Doug Turner wrote:
>
> I'd like to hear your reasons for saying that JSP is *fundamentally*
> flawed; my very limited experience with them have been positive, and I'd
> like to get more input.
>
(I know this was posted a while ago, but...)
I just got done checking out the various solutions out there for
generating HTML from servlets, and chose webmacro. I spent a lot of
time looking at JSP, especially because it's a Javasoft thing and
widely supported, but I saw a couple of big, very practical problems
with it:
1) I want to have a website where users have to log in. If possible,
it should work like the Java Developer Connection, where a set of
servlet-served pages can be protected. Once a user has logged in,
they're sent back to the original protected page they requested.

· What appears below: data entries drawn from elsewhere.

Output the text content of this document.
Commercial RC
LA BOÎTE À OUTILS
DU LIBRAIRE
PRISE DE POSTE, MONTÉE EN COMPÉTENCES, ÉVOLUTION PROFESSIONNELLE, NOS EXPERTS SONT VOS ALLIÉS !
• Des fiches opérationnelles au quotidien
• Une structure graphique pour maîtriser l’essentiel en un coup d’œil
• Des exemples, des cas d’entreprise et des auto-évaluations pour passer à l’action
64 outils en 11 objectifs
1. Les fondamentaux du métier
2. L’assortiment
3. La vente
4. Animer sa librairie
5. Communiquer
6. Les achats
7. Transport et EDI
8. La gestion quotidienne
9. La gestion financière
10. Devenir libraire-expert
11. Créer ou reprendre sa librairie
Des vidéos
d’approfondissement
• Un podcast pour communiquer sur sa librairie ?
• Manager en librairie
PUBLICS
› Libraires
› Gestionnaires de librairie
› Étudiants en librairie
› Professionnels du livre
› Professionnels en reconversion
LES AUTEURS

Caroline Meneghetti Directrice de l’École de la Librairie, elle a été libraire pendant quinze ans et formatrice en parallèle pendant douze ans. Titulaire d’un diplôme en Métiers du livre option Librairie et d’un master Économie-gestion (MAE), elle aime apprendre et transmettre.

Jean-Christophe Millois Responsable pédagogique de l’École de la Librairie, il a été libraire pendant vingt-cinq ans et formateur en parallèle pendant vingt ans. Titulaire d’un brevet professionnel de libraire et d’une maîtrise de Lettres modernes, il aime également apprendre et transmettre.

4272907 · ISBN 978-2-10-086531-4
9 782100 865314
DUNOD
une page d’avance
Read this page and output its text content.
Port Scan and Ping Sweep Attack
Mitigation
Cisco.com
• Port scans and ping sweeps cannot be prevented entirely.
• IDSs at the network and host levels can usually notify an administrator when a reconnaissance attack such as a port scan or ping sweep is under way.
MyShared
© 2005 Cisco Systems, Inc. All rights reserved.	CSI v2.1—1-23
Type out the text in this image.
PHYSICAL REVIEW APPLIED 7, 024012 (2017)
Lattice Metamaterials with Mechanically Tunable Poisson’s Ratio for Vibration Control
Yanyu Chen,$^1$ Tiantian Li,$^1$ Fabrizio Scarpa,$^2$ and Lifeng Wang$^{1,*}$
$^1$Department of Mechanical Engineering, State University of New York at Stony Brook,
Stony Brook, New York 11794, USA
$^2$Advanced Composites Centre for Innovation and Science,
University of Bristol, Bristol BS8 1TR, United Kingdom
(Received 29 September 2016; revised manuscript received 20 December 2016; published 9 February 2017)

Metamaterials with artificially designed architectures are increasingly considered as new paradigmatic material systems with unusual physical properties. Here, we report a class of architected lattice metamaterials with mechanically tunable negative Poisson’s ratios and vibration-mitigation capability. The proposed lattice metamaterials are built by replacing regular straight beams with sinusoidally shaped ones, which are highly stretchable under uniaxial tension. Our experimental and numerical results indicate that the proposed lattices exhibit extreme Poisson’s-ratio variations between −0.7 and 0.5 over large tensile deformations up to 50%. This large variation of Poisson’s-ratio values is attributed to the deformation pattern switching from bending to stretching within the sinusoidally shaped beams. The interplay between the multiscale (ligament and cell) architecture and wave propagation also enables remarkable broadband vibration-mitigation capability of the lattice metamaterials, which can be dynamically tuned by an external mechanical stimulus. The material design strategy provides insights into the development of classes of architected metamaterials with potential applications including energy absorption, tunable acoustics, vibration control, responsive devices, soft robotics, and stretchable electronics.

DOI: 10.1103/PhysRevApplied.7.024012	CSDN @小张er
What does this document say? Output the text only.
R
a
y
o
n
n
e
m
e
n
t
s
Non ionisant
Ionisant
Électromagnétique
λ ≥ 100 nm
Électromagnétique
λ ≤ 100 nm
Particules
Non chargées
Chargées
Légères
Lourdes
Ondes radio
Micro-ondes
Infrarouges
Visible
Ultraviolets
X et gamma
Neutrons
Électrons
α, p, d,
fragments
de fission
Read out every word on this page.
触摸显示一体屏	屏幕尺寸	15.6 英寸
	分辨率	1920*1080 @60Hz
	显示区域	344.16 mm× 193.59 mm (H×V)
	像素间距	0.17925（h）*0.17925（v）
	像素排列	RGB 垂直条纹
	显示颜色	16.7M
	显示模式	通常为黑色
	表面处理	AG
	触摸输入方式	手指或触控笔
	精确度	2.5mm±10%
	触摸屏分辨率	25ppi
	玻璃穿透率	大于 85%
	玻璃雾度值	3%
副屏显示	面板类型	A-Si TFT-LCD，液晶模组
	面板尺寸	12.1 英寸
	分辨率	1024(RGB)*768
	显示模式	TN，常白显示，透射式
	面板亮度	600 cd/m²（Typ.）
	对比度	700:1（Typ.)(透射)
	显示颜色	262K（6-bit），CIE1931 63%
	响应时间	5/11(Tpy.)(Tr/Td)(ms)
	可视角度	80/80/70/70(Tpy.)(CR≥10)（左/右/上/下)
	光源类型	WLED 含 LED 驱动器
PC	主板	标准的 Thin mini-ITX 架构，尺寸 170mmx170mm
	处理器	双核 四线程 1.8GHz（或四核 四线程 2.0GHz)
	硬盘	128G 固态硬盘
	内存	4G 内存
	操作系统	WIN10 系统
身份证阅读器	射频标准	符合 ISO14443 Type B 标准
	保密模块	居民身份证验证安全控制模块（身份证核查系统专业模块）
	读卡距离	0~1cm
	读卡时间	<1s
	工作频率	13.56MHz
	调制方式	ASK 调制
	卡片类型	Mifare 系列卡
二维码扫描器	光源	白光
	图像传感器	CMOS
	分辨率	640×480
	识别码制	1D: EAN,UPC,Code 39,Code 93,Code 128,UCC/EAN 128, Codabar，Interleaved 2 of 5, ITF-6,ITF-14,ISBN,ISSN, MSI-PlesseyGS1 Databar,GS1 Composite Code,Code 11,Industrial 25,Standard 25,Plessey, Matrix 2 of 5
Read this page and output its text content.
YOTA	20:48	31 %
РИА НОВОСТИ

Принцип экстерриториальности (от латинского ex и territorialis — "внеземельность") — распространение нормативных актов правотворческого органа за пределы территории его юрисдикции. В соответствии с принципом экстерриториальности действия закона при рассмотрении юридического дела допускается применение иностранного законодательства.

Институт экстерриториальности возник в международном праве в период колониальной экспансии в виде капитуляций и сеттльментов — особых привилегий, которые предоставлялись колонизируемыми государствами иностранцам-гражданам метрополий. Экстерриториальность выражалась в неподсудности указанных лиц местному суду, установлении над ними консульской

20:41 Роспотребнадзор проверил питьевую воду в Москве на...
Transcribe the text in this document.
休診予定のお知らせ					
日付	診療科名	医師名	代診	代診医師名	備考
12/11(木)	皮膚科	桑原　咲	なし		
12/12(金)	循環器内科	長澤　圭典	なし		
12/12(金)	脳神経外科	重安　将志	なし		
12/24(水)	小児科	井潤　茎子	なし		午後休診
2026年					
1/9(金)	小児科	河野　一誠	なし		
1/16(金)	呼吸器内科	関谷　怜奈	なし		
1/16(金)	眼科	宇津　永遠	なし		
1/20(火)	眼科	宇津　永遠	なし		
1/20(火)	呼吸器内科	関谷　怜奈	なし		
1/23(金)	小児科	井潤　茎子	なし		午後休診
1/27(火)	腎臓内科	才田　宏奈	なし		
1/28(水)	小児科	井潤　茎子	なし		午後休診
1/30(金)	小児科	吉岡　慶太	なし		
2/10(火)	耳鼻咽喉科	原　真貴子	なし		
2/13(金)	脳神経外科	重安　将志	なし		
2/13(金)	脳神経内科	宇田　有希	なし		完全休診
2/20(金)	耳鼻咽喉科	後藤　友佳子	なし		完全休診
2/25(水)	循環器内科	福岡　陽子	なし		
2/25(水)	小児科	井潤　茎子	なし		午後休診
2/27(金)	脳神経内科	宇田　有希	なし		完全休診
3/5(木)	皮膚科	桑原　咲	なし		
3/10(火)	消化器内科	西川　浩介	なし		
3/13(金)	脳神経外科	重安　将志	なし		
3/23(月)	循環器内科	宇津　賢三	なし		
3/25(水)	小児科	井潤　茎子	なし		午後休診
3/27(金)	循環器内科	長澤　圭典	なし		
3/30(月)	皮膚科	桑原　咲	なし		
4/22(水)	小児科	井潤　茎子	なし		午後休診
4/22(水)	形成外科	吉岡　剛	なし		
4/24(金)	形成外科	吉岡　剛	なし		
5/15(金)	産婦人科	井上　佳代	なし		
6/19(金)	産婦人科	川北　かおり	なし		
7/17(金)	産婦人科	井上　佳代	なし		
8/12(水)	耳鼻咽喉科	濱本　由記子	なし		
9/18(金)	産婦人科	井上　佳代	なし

This is *trival* to do with normal servlet programming. Lots of
articles have been written showing how, for example, with inheritance.
This is *hard* to do with JSP. I think it's because of the
control/execution model. I finally found an article at one of the
servlet sites showing how, and it was nasty. A real hack with
tricky/non-understandable code. Plus, a special #include and if/then
block has to be put in each protected page.
Webmacro uses the normal servlet execution model, and implementing
this was very easy.
To generalize: Authentication is orthogonal to the other processes,
and JSP forces it to be highly coupled to everything else. Another
orthogonal feature I want is transparent multi-lingual support. I
imagine thatthis would also be nsty to cleay implement with JSP
(especially if the authentication hack is there too!).
2) Webmacro's idea of *not* using HTML or XML-like tags is great. Any
html editor can be used to edit the templates w/out problems.
----------
And to the original question: Advanced Perl programmers use CGI.pm -
basically what ECS is, as I understand it.